Threat of Deportation

According to information gathered by the office of the UN High Commissioner for Refugees (UNHCR) in Brazil over the past five months in Roraima, the influx from Venezuela is mixed – some would qualify for international protection as refugees while others would not. Former officials of the Brazilian refugee agency told Human Rights Watch that they shared the same view.

The Brazilian government reported that the number of Venezuelans seeking asylum has skyrocketed, from 54 in 2013 to 2,595 in the first 11 months of 2016. As of December 31, the Justice Ministry had only decided 89 of the 4,670 cases of Venezuelans who had requested asylum since 2012, granting asylum in 34 of those cases. The backlog of unresolved claims from Venezuelans is slowing the processing of all asylum claims throughout Brazil.
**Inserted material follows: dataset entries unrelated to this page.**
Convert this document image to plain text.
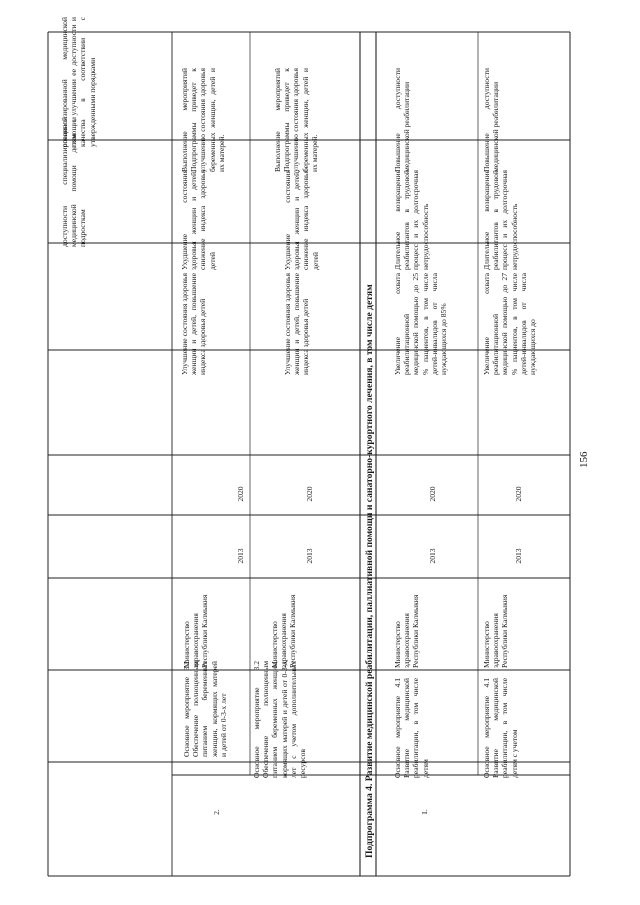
доступности специализированной медицинской помощи детям и подросткам
специализированной медицинской помощи, улучшении ее доступности и качества в соответствии с утвержденными порядками
2.
Основное мероприятие 3.2 Обеспечение полноценным питанием беременных женщин, кормящих матерей и детей от 0-3-х лет
Министерство здравоохранения Республики Калмыкия
2013
2020
Улучшение состояния здоровья женщин и детей, повышение индекса здоровья детей
Ухудшение состояния здоровья женщин и детей, снижение индекса здоровья детей
Выполнение мероприятий Подпрограммы приведет к улучшению состояния здоровья беременных женщин, детей и их матерей.
Основное мероприятие 3.2 Обеспечение полноценным питанием беременных женщин, кормящих матерей и детей от 0-3-х лет с учетом дополнительных ресурсов
Министерство здравоохранения Республики Калмыкия
2013
2020
Улучшение состояния здоровья женщин и детей, повышение индекса здоровья детей
Ухудшение состояния здоровья женщин и детей, снижение индекса здоровья детей
Выполнение мероприятий Подпрограммы приведет к улучшению состояния здоровья беременных женщин, детей и их матерей.
Подпрограмма 4. Развитие медицинской реабилитации, паллиативной помощи и санаторно-курортного лечения, в том числе детям	1.
Основное мероприятие 4.1 Развитие медицинской реабилитации, в том числе детям
Министерство здравоохранения Республики Калмыкия
2013
2020
Увеличение охвата реабилитационной медицинской помощью до 25 % пациентов, в том числе детей-инвалидов от числа нуждающихся до 85%
Длительное возвращение реабилитантов в трудовой процесс и их долгосрочная нетрудоспособность
Повышение доступности медицинской реабилитации
Основное мероприятие 4.1 Развитие медицинской реабилитации, в том числе детям с учетом
Министерство здравоохранения Республики Калмыкия
2013
2020
Увеличение охвата реабилитационной медицинской помощью до 27 % пациентов, в том числе детей-инвалидов от числа нуждающихся до
Длительное возвращение реабилитантов в трудовой процесс и их долгосрочная нетрудоспособность
Повышение доступности медицинской реабилитации
156
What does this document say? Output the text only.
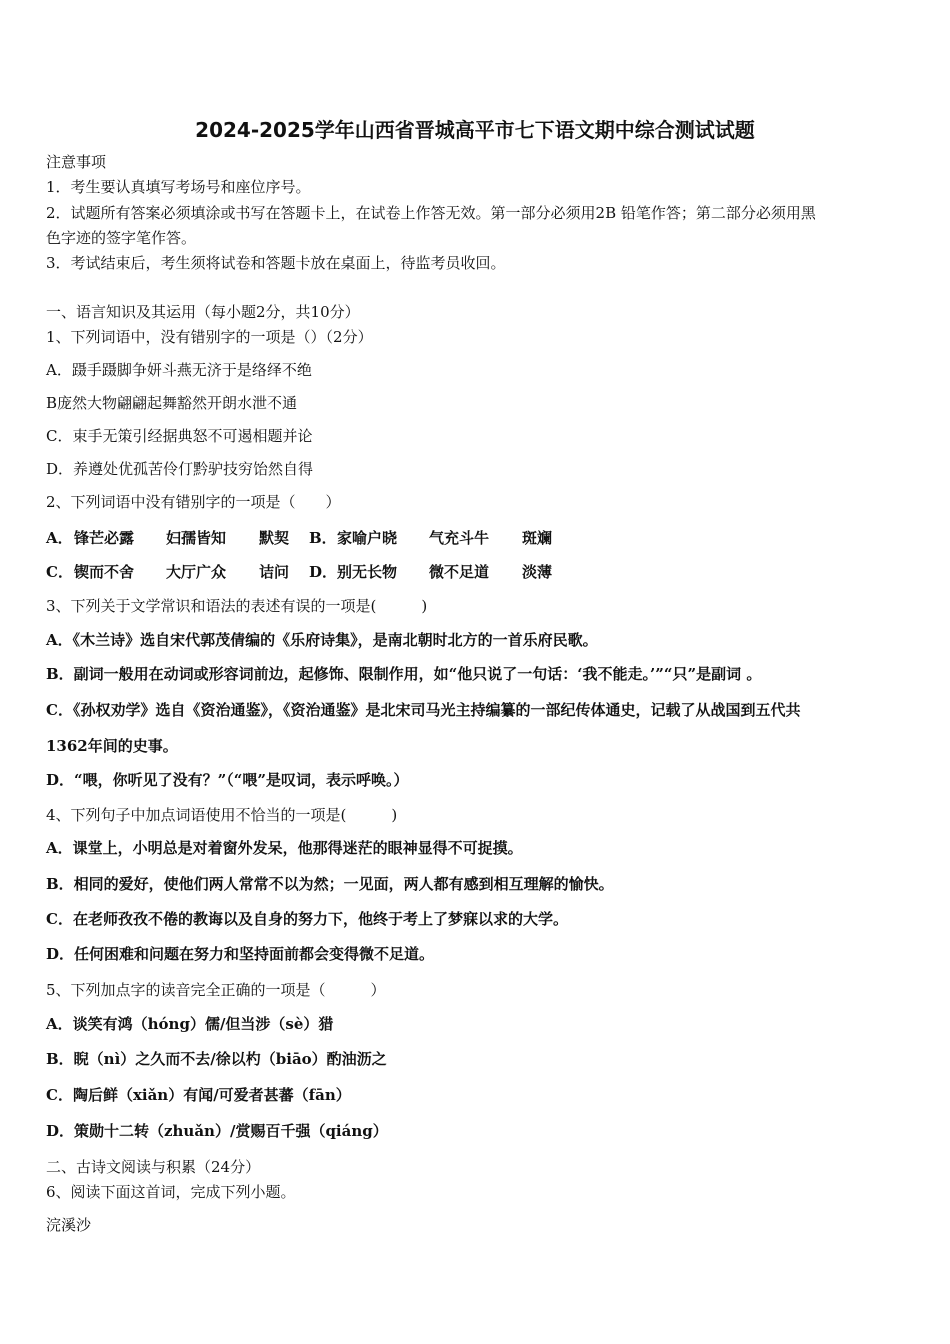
2024-2025学年山西省晋城高平市七下语文期中综合测试试题
注意事项
1．考生要认真填写考场号和座位序号。
2．试题所有答案必须填涂或书写在答题卡上，在试卷上作答无效。第一部分必须用2B 铅笔作答；第二部分必须用黑
色字迹的签字笔作答。
3．考试结束后，考生须将试卷和答题卡放在桌面上，待监考员收回。
一、语言知识及其运用（每小题2分，共10分）
1、下列词语中，没有错别字的一项是（）（2分）
A．蹑手蹑脚争妍斗燕无济于是络绎不绝
B庞然大物翩翩起舞豁然开朗水泄不通
C．束手无策引经据典怒不可遏相题并论
D．养遵处优孤苦伶仃黔驴技穷饴然自得
2、下列词语中没有错别字的一项是（　　）
A．锋芒必露 妇孺皆知 默契 B．家喻户晓 气充斗牛 斑斓
C．锲而不舍 大厅广众 诘问 D．别无长物 微不足道 淡薄
3、下列关于文学常识和语法的表述有误的一项是(　　　)
A．《木兰诗》选自宋代郭茂倩编的《乐府诗集》，是南北朝时北方的一首乐府民歌。
B．副词一般用在动词或形容词前边，起修饰、限制作用，如“他只说了一句话：‘我不能走。’”“只”是副词 。
C．《孙权劝学》选自《资治通鉴》，《资治通鉴》是北宋司马光主持编纂的一部纪传体通史，记载了从战国到五代共
1362年间的史事。
D．“喂，你听见了没有？”（“喂”是叹词，表示呼唤。）
4、下列句子中加点词语使用不恰当的一项是(　　　)
A．课堂上，小明总是对着窗外发呆，他那得迷茫的眼神显得不可捉摸。
B．相同的爱好，使他们两人常常不以为然；一见面，两人都有感到相互理解的愉快。
C．在老师孜孜不倦的教诲以及自身的努力下，他终于考上了梦寐以求的大学。
D．任何困难和问题在努力和坚持面前都会变得微不足道。
5、下列加点字的读音完全正确的一项是（　　　）
A．谈笑有鸿（hóng）儒/但当涉（sè）猎
B．睨（nì）之久而不去/徐以杓（biāo）酌油沥之
C．陶后鲜（xiǎn）有闻/可爱者甚蕃（fān）
D．策勋十二转（zhuǎn）/赏赐百千强（qiáng）
二、古诗文阅读与积累（24分）
6、阅读下面这首词，完成下列小题。
浣溪沙
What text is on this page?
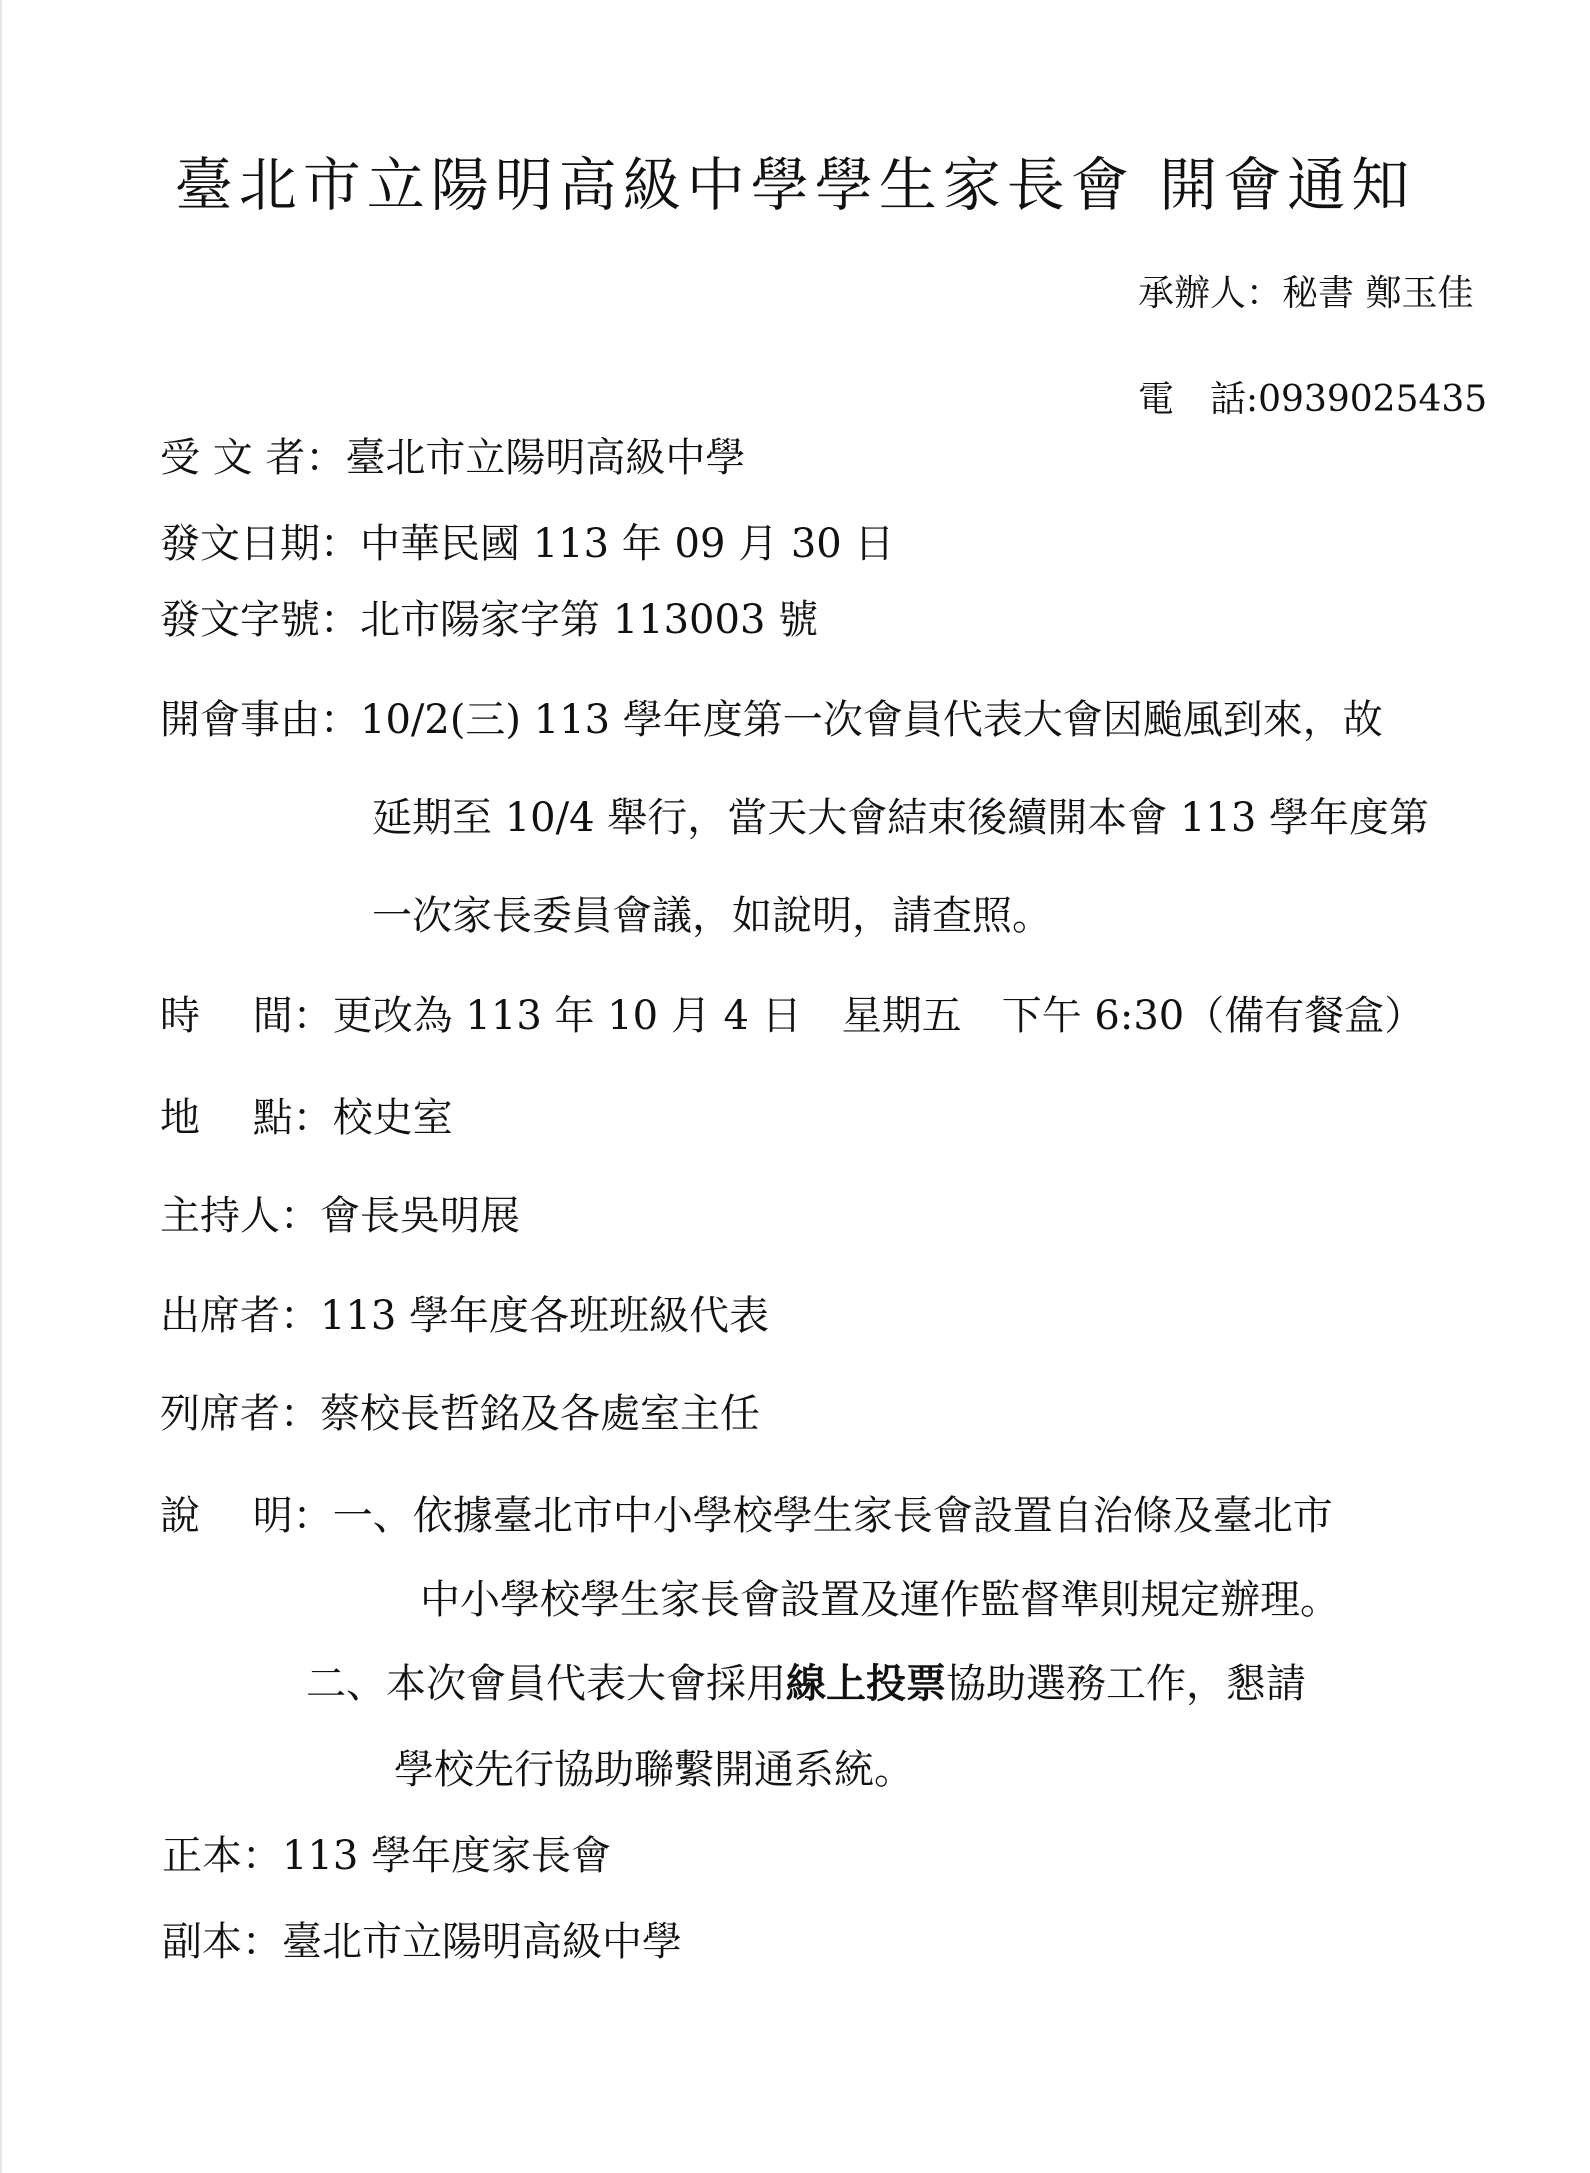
臺北市立陽明高級中學學生家長會 開會通知
承辦人：秘書 鄭玉佳
電　話:0939025435
受 文 者：臺北市立陽明高級中學
發文日期：中華民國 113 年 09 月 30 日
發文字號：北市陽家字第 113003 號
開會事由：10/2(三) 113 學年度第一次會員代表大會因颱風到來，故
延期至 10/4 舉行，當天大會結束後續開本會 113 學年度第
一次家長委員會議，如說明，請查照。
時　 間：更改為 113 年 10 月 4 日　星期五　下午 6:30（備有餐盒）
地　 點：校史室
主持人：會長吳明展
出席者：113 學年度各班班級代表
列席者：蔡校長哲銘及各處室主任
說　 明：一、依據臺北市中小學校學生家長會設置自治條及臺北市
中小學校學生家長會設置及運作監督準則規定辦理。
二、本次會員代表大會採用線上投票協助選務工作，懇請
學校先行協助聯繫開通系統。
正本：113 學年度家長會
副本：臺北市立陽明高級中學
More than 4,000 Venezuelans in Roraima have been stuck for months on a waiting list for appointments to file asylum requests. Brazilian law allows people who have requested asylum to stay in Brazil, obtain work permits, and enroll their children in school. But it is unclear whether the appointment slips that the Federal Police have been handing out, some for as late as 2018, are valid to certify that the person has an official temporary permission to stay.

Even if Venezuelans are not deported while they wait for their appointment, they have no legal authorization to work, which makes them vulnerable to exploitation.

In 2016, authorities deported 514 Venezuelans from Roraima – compared with just 20 in 2015. The Federal Police tried to deport 450 members of the Venezuelan Warao indigenous people in December, but the federal Public Defender’s Office filed a habeas corpus petition with a local judge on the grounds that the attempt was arbitrary, and the judge stopped the deportation at the last minute.

In March, the Brazilian National Council of Migration, which is part of the Ministry of Labor, approved a resolution to grant Venezuelans two-year residence permits, a move that could ease pressure on the overwhelmed Brazilian asylum process if adequately implemented.

Humanitarian Crisis

Venezuela is experiencing a profound humanitarian crisis, as Human Rights Watch and others have documented. Medicine, basic medical supplies, and even food are in such short supply that many Venezuelans cannot feed their families or get adequate medical care. Low and middle-income families who rely on items subject to government-set maximum prices are particularly affected.

The Venezuelan government’s response has been woefully inadequate. Denying that a crisis exists, authorities have neither implemented effective policies to alleviate it nor made serious efforts to obtain international humanitarian aid that could significantly bolster its own limited efforts.

In late March, President Nicolás Maduro said on television that he had asked the United Nations for help to obtain medicines, without providing any additional information, but he still has not acknowledged the extent of the crisis.

Meanwhile, Venezuelans’ rights to health and food are being seriously undermined, with no end in sight.